In response to The Daily Post’s writing prompt: “First Light.”

After she finished eating breakfast, one of the caregivers walked Jessica to my room, pulled my desk chair right next to my bed, and helped her settle into it. Jessica was smiling so brightly too, seeing me and how I was sitting in bed with photos and papers spread over me. She thought I was hard at work. I was, but not doing the kind of work she thought–not the kind of work anyone wants to do. The photos and papers were being readied for pickup to go off to the hospital where we hoped the recipient would recognize a face or two, but I knew they were all more for the family at this point. But my task at hand was of utmost importance: I was to tell Jessica that her best friend was not coming back from the hospital. I’d made subtle hints earlier in the week to see how she would react and cope.

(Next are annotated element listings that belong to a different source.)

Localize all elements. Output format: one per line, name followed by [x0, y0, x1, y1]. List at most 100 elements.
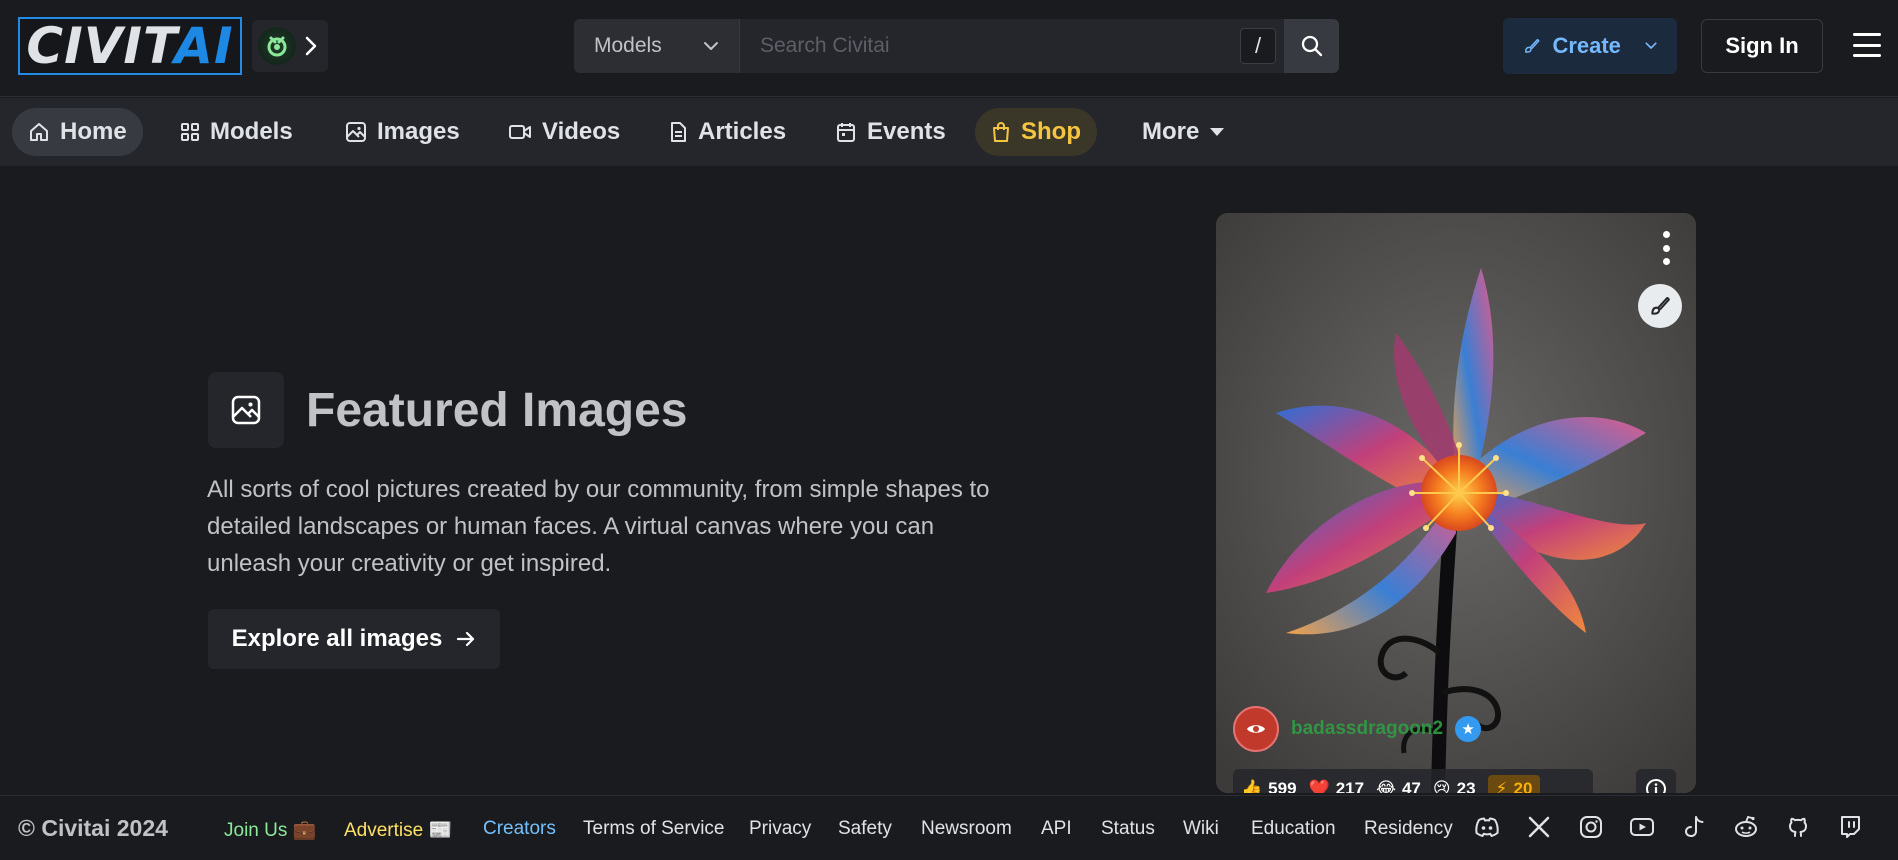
nav-item-articles[interactable]: Articles [652, 108, 802, 156]
reactions-bar: 👍 599 ❤️ 217 😂 47 😢 23 ⚡ 20 [1233, 769, 1593, 793]
footer-link-residency[interactable]: Residency [1364, 818, 1453, 840]
civitai-logo[interactable]: CIVITAI [18, 17, 242, 75]
search-icon [1301, 35, 1322, 57]
reaction-heart[interactable]: ❤️ 217 [1309, 779, 1365, 793]
search-input[interactable] [760, 34, 1240, 58]
thumbs-up-icon: 👍 [1241, 779, 1263, 793]
more-options-icon[interactable] [1656, 231, 1676, 265]
discord-icon[interactable] [1472, 812, 1502, 842]
footer-link-wiki[interactable]: Wiki [1183, 818, 1219, 840]
nav-item-images[interactable]: Images [329, 108, 476, 156]
instagram-icon[interactable] [1576, 812, 1606, 842]
search-category-value: Models [594, 34, 662, 57]
buzz-count: 20 [1513, 779, 1533, 793]
file-text-icon [671, 122, 686, 142]
page-title: Featured Images [306, 384, 688, 437]
footer-link-terms[interactable]: Terms of Service [583, 818, 724, 840]
home-icon [30, 123, 48, 141]
shopping-bag-icon [993, 121, 1009, 142]
explore-label: Explore all images [231, 625, 443, 652]
menu-icon[interactable] [1853, 33, 1881, 57]
remix-button[interactable] [1638, 284, 1682, 328]
image-info-button[interactable] [1636, 769, 1676, 793]
reaction-cry[interactable]: 😢 23 [1433, 779, 1476, 793]
nav-item-events[interactable]: Events [819, 108, 962, 156]
arrow-right-icon [457, 631, 475, 647]
avatar [1233, 706, 1279, 752]
footer: © Civitai 2024 Join Us 💼 Advertise 📰 Cre… [0, 795, 1898, 860]
nav-item-home[interactable]: Home [12, 108, 143, 156]
footer-link-advertise[interactable]: Advertise 📰 [344, 818, 452, 842]
creator-row[interactable]: badassdragoon2 ★ [1233, 705, 1482, 753]
logo-text-civit: CIVIT [26, 17, 175, 75]
nav-item-label: Home [60, 118, 127, 145]
sign-in-button[interactable]: Sign In [1701, 19, 1823, 73]
nav-item-more[interactable]: More [1126, 108, 1241, 156]
search-category-select[interactable]: Models [574, 19, 740, 73]
calendar-icon [837, 123, 855, 142]
chevron-down-icon [1645, 42, 1657, 49]
search-button[interactable] [1284, 19, 1339, 73]
reaction-buzz[interactable]: ⚡ 20 [1487, 775, 1541, 793]
heart-icon: ❤️ [1308, 779, 1330, 793]
footer-link-privacy[interactable]: Privacy [749, 818, 811, 840]
lightning-icon: ⚡ [1495, 779, 1508, 793]
creator-username: badassdragoon2 [1291, 718, 1444, 739]
caret-down-icon [1210, 128, 1225, 136]
nav-item-label: Shop [1021, 118, 1081, 145]
featured-image-card[interactable]: badassdragoon2 ★ 👍 599 ❤️ 217 😂 47 😢 23 ⚡ 20 [1216, 213, 1696, 793]
reddit-icon[interactable] [1731, 812, 1761, 842]
laugh-count: 47 [1401, 779, 1421, 793]
announcement-button[interactable] [252, 20, 328, 72]
search-shortcut-key: / [1240, 28, 1276, 64]
featured-images-icon-box [208, 372, 284, 448]
github-icon[interactable] [1783, 812, 1813, 842]
nav-item-label: Articles [698, 118, 787, 145]
footer-link-newsroom[interactable]: Newsroom [921, 818, 1012, 840]
reaction-laugh[interactable]: 😂 47 [1376, 779, 1421, 793]
tiktok-icon[interactable] [1679, 812, 1709, 842]
footer-link-creators[interactable]: Creators [483, 818, 556, 840]
info-icon [1646, 779, 1666, 793]
video-icon [509, 125, 531, 139]
chevron-down-icon [704, 42, 718, 50]
section-description: All sorts of cool pictures created by ou… [207, 476, 990, 577]
chevron-right-icon [305, 36, 317, 56]
photo-icon [346, 122, 366, 142]
twitch-icon[interactable] [1835, 812, 1865, 842]
nav-item-shop[interactable]: Shop [975, 108, 1097, 156]
youtube-icon[interactable] [1627, 812, 1657, 842]
nav-item-label: Images [377, 118, 460, 145]
create-label: Create [1552, 33, 1621, 58]
cry-count: 23 [1456, 779, 1476, 793]
explore-all-images-button[interactable]: Explore all images [208, 609, 500, 669]
footer-link-api[interactable]: API [1041, 818, 1072, 840]
heart-count: 217 [1335, 779, 1365, 793]
nav-item-videos[interactable]: Videos [492, 108, 636, 156]
top-header: CIVITAI Models / Create Sign In [0, 0, 1898, 97]
brush-icon [1524, 39, 1540, 53]
brush-icon [1651, 297, 1670, 315]
create-button[interactable]: Create [1503, 18, 1677, 74]
copyright-text: © Civitai 2024 [18, 815, 168, 841]
search-field-wrap: / [740, 19, 1284, 73]
nav-item-models[interactable]: Models [164, 108, 309, 156]
footer-link-join-us[interactable]: Join Us 💼 [224, 818, 316, 842]
laugh-icon: 😂 [1376, 779, 1396, 793]
reaction-like[interactable]: 👍 599 [1241, 779, 1297, 793]
event-badge-icon [258, 27, 296, 65]
footer-link-education[interactable]: Education [1251, 818, 1336, 840]
grid-icon [181, 123, 199, 141]
eye-icon [1247, 725, 1265, 733]
nav-item-label: Videos [542, 118, 621, 145]
like-count: 599 [1268, 779, 1297, 793]
main-nav: Home Models Images Videos Articles Event… [0, 98, 1898, 166]
nav-item-label: More [1142, 118, 1200, 145]
footer-link-safety[interactable]: Safety [838, 818, 892, 840]
nav-item-label: Events [867, 118, 946, 145]
x-icon[interactable] [1524, 812, 1554, 842]
nav-item-label: Models [210, 118, 293, 145]
photo-icon [231, 395, 261, 425]
footer-link-status[interactable]: Status [1101, 818, 1155, 840]
cry-icon: 😢 [1432, 779, 1451, 793]
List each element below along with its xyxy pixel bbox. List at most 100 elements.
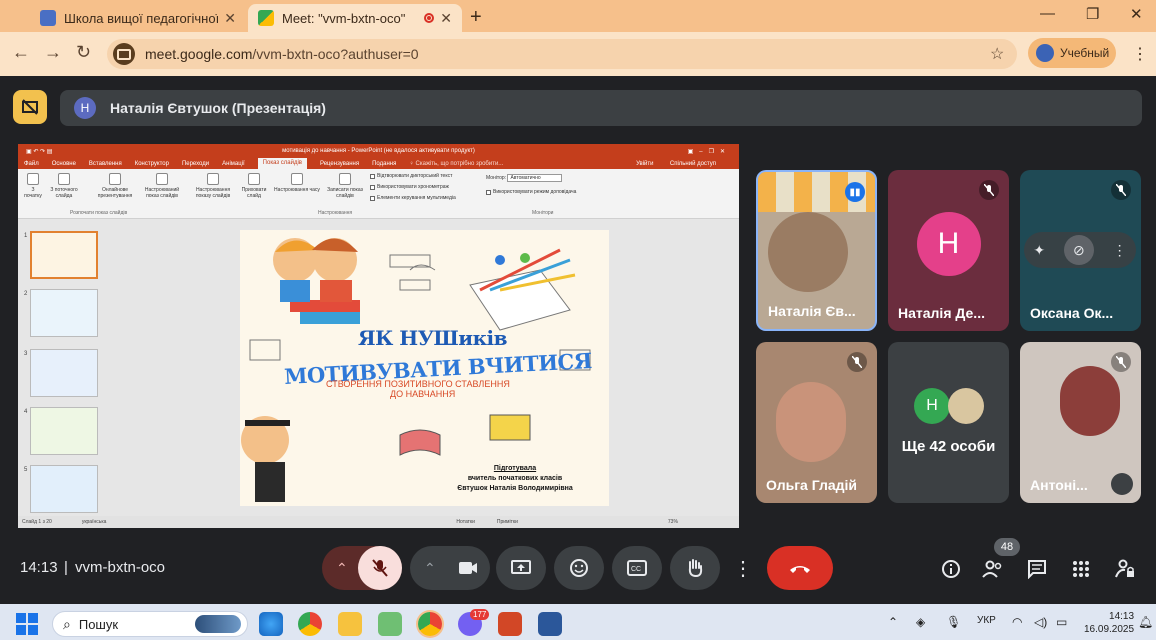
stop-presenting-icon[interactable] <box>13 90 47 124</box>
ppt-tab-view[interactable]: Подання <box>372 161 396 167</box>
checkbox[interactable] <box>370 173 375 179</box>
chrome-profile-icon[interactable] <box>418 612 442 636</box>
ribbon-custom-show[interactable]: Настроюваний показ слайдів <box>138 173 186 199</box>
tray-app-icon[interactable]: ◈ <box>916 615 925 629</box>
tray-chevron-icon[interactable]: ⌃ <box>888 615 898 629</box>
back-icon[interactable]: ← <box>12 42 30 63</box>
slide-thumb[interactable] <box>30 289 98 337</box>
video-options-chevron-icon[interactable]: ⌃ <box>424 560 436 577</box>
ppt-tab-insert[interactable]: Вставлення <box>89 161 122 167</box>
more-participants-tile[interactable]: Н Ще 42 особи <box>888 342 1009 503</box>
slide-thumb[interactable] <box>30 465 98 513</box>
slide-thumb[interactable] <box>30 349 98 397</box>
close-tab-icon[interactable]: ✕ <box>224 10 236 27</box>
minimize-icon[interactable]: — <box>1040 5 1055 22</box>
edge-icon[interactable] <box>259 612 283 636</box>
ppt-tab-design[interactable]: Конструктор <box>135 161 169 167</box>
file-explorer-icon[interactable] <box>338 612 362 636</box>
forward-icon[interactable]: → <box>44 42 62 63</box>
status-comments[interactable]: Примітки <box>497 519 518 525</box>
chat-button[interactable] <box>1024 556 1050 582</box>
word-icon[interactable] <box>538 612 562 636</box>
restore-icon[interactable]: ❐ <box>1086 5 1099 23</box>
check-presenter-view[interactable]: Використовувати режим доповідача <box>486 189 576 195</box>
tab-meet[interactable]: Meet: "vvm-bxtn-oco" ✕ <box>248 4 462 32</box>
host-controls-button[interactable] <box>1112 556 1138 582</box>
mute-participant-icon[interactable]: ⊘ <box>1063 235 1094 265</box>
site-info-icon[interactable] <box>113 43 135 65</box>
ppt-sign-in[interactable]: Увійти <box>636 161 653 167</box>
ribbon-online-present[interactable]: Онлайнове презентування <box>90 173 140 199</box>
picture-in-picture-icon[interactable] <box>1111 473 1133 495</box>
check-narrations[interactable]: Відтворювати дикторський текст <box>370 173 452 179</box>
monitor-select[interactable]: Монітор: Автоматично <box>486 174 562 182</box>
reload-icon[interactable]: ↻ <box>76 42 91 63</box>
check-timings[interactable]: Використовувати хронометраж <box>370 184 449 190</box>
battery-icon[interactable]: ▭ <box>1056 615 1067 629</box>
profile-button[interactable]: Учебный <box>1028 38 1116 68</box>
audio-options-chevron-icon[interactable]: ⌃ <box>336 560 348 577</box>
ppt-share[interactable]: Спільний доступ <box>670 161 716 167</box>
chrome-icon[interactable] <box>298 612 322 636</box>
slide-thumb[interactable] <box>30 231 98 279</box>
checkbox[interactable] <box>370 184 375 190</box>
captions-button[interactable]: CC <box>612 546 662 590</box>
more-options-button[interactable]: ⋮ <box>728 546 758 590</box>
ribbon-record[interactable]: Записати показ слайдів <box>324 173 366 199</box>
ppt-tell-me[interactable]: ♀ Скажіть, що потрібно зробити... <box>409 161 503 167</box>
ribbon-setup-show[interactable]: Настроювання показу слайдів <box>190 173 236 199</box>
close-window-icon[interactable]: ✕ <box>1130 5 1143 23</box>
participant-tile[interactable]: Н Наталія Де... <box>888 170 1009 331</box>
raise-hand-button[interactable] <box>670 546 720 590</box>
ppt-tab-transitions[interactable]: Переходи <box>182 161 209 167</box>
bookmark-star-icon[interactable]: ☆ <box>990 44 1004 64</box>
mic-off-button[interactable] <box>358 546 402 590</box>
check-media-controls[interactable]: Елементи керування мультимедіа <box>370 195 456 201</box>
present-button[interactable] <box>496 546 546 590</box>
address-bar[interactable]: meet.google.com/vvm-bxtn-oco?authuser=0 <box>107 39 1017 69</box>
ppt-tab-file[interactable]: Файл <box>24 161 39 167</box>
leave-call-button[interactable] <box>767 546 833 590</box>
activities-button[interactable] <box>1068 556 1094 582</box>
taskbar-search[interactable]: ⌕ Пошук <box>52 611 248 637</box>
lock-person-icon <box>1115 559 1134 578</box>
camera-button[interactable] <box>446 546 490 590</box>
ppt-signin-share[interactable]: Увійти Спільний доступ <box>636 161 729 167</box>
ppt-tab-home[interactable]: Основне <box>52 161 76 167</box>
ppt-tab-animations[interactable]: Анімації <box>222 161 245 167</box>
mic-tray-icon[interactable]: 🎙︎ <box>946 615 961 629</box>
language-indicator[interactable]: УКР <box>977 615 996 626</box>
app-icon[interactable] <box>378 612 402 636</box>
notifications-icon[interactable]: 🔔︎ <box>1138 615 1153 629</box>
ribbon-from-beginning[interactable]: З початку <box>22 173 44 199</box>
ppt-tab-review[interactable]: Рецензування <box>320 161 359 167</box>
participant-tile[interactable]: ✦ ⊘ ⋮ Оксана Ок... <box>1020 170 1141 331</box>
meeting-info-button[interactable] <box>938 556 964 582</box>
people-button[interactable] <box>980 556 1006 582</box>
taskbar-clock[interactable]: 14:13 16.09.2025 <box>1084 610 1134 636</box>
tab-school[interactable]: Школа вищої педагогічної ма ✕ <box>30 4 246 32</box>
emoji-button[interactable] <box>554 546 604 590</box>
status-zoom[interactable]: 73% <box>668 519 678 525</box>
participant-tile[interactable]: Ольга Гладій <box>756 342 877 503</box>
windows-start-icon[interactable] <box>16 613 38 635</box>
close-tab-icon[interactable]: ✕ <box>440 10 452 27</box>
wifi-icon[interactable]: ◠ <box>1012 615 1022 629</box>
checkbox[interactable] <box>370 195 375 201</box>
ppt-tab-slideshow[interactable]: Показ слайдів <box>257 158 307 169</box>
ribbon-hide-slide[interactable]: Приховати слайд <box>236 173 272 199</box>
status-notes[interactable]: Нотатки <box>456 519 474 525</box>
ribbon-rehearse[interactable]: Настроювання часу <box>274 173 320 193</box>
volume-icon[interactable]: ◁) <box>1034 615 1047 629</box>
slide-thumb[interactable] <box>30 407 98 455</box>
more-options-icon[interactable]: ⋮ <box>1113 242 1127 259</box>
checkbox[interactable] <box>486 189 491 195</box>
powerpoint-icon[interactable] <box>498 612 522 636</box>
new-tab-button[interactable]: + <box>470 6 482 29</box>
pin-icon[interactable]: ✦ <box>1033 242 1045 259</box>
participant-tile[interactable]: ▮▮ Наталія Єв... <box>756 170 877 331</box>
browser-menu-icon[interactable]: ⋮ <box>1132 44 1148 64</box>
ribbon-from-current[interactable]: З поточного слайда <box>46 173 82 199</box>
participant-tile[interactable]: Антоні... <box>1020 342 1141 503</box>
monitor-value[interactable]: Автоматично <box>507 174 562 182</box>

Jessica and Sally truly completed each other and with Jessica still recovering from a stroke, Sally’s absence is more profound.

As She sat in front of me, giving my hand a little kiss, she noticed the picture I had out for her to write a little something on the back. She quickly commented that she had that picture. She did. We made a copy of it for Sally to write a little note on it when Jessica was way in rehab following her stroke. It had cheered them both up mightily. So with the photo in one hand, my hand in her other hand, and two of our caregivers standing quietly behind her, torn at wanting to give us privacy and wanting to be there for me, I took a deep breath, blinked back the tears from my eyes (and my voice), and began.

“Jessica, Sally, you know your friend in that picture, the one you’ve been missing. She isn’t coming back to us.”  My words were met with a confused look. I tried again, this time my voice cracking. “She’s too sick. The Cancer, it’s too bad and she won’t ever come back here.” This time my words hit. I hated every second of it. My selfish self. In her wise ways she replied, following an exclamation of surprise, that you “never know when it going to be your turn.” And then she asked who the woman in those pictures was and I had to all but begin the whole process again. The caregivers, who had been quietly wiping away tears the whole time had to leave at this point.

I managed to get Jessica to write on the back of the picture and I had to tell her three or four more times about Sally not returning. I have to try again. To find some way for this sweet lady to connect the dots that the woman in the picture is Sally and that Sally is the friend she misses and who has the room she’ll wander over to during the day and just look at as if waiting for Sally to walk out.

I arranged for a delivery of flowers for Jessica today. She loves flowers and is such a modest country girl, I knew a florist fresh arrangement would tickle her. She was delighted and she kept telling me, and everyone else, I got them for her, but she didn’t do anything to deserve them. The world could use more Jessica’s. Although it was, it continues to be, a difficult task, I should feel privileged that Sally’s family asked me to tell Jessica. The heart is tender and I was entrusted to do my best to hold her’s safe while delivering a personal message from a family who loved her so much they needed her to know. They needed her to know while they hole vigil with Sally at the hospital.